To study how his brain analyzes different songs. And because they could.

Sting brain scan
Cognitive psychologist Daniel Levitin and Sting examine scans of the singer's brain.McGill University

If you’re a scientist and Sting asks for a tour of your lab, you say yes—and ask to scan his brain.

While in Montreal for a concert, the musician paid a visit to cognitive psychologist Daniel Levitin at McGill University. Now, Levitin and his colleague Scott Grafton (of the University of California, Santa Barbara) have published their analysis of the fMRI images they made of Sting's brain.

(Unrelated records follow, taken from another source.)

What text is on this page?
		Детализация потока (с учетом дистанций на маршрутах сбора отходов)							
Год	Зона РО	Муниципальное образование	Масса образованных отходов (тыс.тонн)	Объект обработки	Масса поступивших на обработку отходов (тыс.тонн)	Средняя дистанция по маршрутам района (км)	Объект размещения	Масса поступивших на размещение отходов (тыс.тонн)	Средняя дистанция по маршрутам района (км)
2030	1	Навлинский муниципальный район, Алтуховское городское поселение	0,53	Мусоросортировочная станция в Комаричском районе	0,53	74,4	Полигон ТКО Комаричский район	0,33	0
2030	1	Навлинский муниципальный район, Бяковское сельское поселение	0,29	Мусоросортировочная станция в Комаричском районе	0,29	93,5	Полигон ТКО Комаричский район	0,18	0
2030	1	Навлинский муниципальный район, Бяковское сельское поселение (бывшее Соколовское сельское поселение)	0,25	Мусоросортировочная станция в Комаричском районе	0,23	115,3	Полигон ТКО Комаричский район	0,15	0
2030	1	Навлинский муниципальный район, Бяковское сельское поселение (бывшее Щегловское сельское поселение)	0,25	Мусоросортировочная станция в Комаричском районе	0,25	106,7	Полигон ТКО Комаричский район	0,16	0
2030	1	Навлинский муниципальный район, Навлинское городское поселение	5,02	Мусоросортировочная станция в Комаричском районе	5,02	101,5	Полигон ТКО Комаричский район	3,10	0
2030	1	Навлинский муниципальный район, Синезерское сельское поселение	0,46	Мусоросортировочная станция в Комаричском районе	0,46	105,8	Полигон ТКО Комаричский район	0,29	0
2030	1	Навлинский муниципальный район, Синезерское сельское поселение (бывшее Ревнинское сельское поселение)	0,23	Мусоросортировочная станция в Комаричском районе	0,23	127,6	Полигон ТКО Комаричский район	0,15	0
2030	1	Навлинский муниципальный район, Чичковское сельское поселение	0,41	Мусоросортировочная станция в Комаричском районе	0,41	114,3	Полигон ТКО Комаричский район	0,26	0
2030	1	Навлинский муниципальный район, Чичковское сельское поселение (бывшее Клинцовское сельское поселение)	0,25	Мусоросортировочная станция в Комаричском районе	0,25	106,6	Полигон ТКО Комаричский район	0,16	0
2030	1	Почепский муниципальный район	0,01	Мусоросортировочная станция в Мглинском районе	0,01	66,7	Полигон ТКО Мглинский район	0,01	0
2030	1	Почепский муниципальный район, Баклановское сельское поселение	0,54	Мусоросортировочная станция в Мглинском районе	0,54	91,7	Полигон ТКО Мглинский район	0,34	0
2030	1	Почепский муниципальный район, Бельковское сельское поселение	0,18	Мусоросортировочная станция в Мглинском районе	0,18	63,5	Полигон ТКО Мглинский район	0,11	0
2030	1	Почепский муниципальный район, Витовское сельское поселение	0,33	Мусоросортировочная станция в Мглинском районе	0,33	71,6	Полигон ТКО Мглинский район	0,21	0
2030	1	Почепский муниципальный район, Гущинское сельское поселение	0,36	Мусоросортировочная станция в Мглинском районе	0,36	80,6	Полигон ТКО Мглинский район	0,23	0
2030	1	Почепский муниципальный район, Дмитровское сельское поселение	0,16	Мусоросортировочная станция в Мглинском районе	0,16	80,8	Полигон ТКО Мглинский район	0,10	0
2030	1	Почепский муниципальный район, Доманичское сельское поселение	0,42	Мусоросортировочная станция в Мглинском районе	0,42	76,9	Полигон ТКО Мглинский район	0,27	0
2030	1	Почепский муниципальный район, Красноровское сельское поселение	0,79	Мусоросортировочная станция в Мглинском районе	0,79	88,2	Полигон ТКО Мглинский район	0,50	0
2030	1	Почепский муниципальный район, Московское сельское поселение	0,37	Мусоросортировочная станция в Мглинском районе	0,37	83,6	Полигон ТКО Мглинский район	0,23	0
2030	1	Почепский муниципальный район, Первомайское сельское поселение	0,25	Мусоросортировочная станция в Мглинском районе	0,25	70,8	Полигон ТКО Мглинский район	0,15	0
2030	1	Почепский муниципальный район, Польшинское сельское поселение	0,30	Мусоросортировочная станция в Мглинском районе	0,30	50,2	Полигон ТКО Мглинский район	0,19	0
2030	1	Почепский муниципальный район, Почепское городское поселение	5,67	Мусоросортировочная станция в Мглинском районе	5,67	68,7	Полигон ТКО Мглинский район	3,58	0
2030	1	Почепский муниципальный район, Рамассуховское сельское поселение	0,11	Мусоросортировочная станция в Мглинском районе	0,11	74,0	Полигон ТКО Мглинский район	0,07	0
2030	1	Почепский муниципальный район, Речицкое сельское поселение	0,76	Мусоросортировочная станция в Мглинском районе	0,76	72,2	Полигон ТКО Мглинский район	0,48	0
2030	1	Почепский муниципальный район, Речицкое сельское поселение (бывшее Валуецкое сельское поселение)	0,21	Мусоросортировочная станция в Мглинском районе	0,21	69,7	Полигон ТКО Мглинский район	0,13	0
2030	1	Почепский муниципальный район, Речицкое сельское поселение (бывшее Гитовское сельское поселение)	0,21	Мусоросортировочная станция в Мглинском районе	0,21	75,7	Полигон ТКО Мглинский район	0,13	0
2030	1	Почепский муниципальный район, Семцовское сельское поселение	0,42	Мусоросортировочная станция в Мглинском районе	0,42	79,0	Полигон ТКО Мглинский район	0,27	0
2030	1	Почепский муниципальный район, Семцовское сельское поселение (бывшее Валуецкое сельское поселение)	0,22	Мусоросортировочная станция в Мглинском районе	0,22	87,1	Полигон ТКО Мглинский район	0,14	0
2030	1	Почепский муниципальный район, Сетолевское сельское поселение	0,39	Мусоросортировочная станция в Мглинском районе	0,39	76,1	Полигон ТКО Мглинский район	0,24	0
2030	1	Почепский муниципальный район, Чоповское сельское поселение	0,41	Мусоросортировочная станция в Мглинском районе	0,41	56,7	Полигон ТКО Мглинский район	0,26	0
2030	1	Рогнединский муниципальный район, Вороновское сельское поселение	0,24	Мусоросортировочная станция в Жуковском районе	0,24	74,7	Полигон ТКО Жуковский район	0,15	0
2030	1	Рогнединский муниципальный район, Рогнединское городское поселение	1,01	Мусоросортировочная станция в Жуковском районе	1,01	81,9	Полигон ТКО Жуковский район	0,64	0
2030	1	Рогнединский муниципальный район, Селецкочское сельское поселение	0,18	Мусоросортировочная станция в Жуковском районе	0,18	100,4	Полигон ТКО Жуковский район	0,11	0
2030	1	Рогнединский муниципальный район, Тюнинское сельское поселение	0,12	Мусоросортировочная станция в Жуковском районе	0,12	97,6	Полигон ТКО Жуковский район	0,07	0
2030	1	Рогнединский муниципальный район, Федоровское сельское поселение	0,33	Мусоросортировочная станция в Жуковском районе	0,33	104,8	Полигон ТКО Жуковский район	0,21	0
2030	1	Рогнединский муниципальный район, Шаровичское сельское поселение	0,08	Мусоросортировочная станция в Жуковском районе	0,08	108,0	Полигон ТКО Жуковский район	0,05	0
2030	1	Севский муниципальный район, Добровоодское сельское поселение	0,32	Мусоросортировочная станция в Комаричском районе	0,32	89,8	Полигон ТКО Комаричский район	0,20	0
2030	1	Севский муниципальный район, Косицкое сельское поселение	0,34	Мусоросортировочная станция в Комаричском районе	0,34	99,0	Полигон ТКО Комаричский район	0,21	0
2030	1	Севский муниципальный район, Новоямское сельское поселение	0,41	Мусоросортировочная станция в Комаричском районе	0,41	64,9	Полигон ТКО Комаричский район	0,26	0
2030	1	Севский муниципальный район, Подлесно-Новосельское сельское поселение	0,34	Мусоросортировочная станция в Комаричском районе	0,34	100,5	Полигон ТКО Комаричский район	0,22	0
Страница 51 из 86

"State-of the-art techniques really allowed us to make maps of how Sting's brain organizes music," Levitin said in a statement.

The team saw that composing awakened brain regions distinct from those used in writing or other creative work. However, Sting used similar brain areas while listening to and imagining music. The scientists also observed the patterns of activity in Sting’s brain as he listened to various songs to see how similar he found them.

Unlike the scientists, Sting perceived songs such as his “Moon Over Bourbon Street” and Booker T. & The M.G.'s “Green Onions” as related. As it happens, they share the same key and tempo.

In future, the scientists believe this technique could be used to show how musicians, writers and other artists find unexpected links between ideas.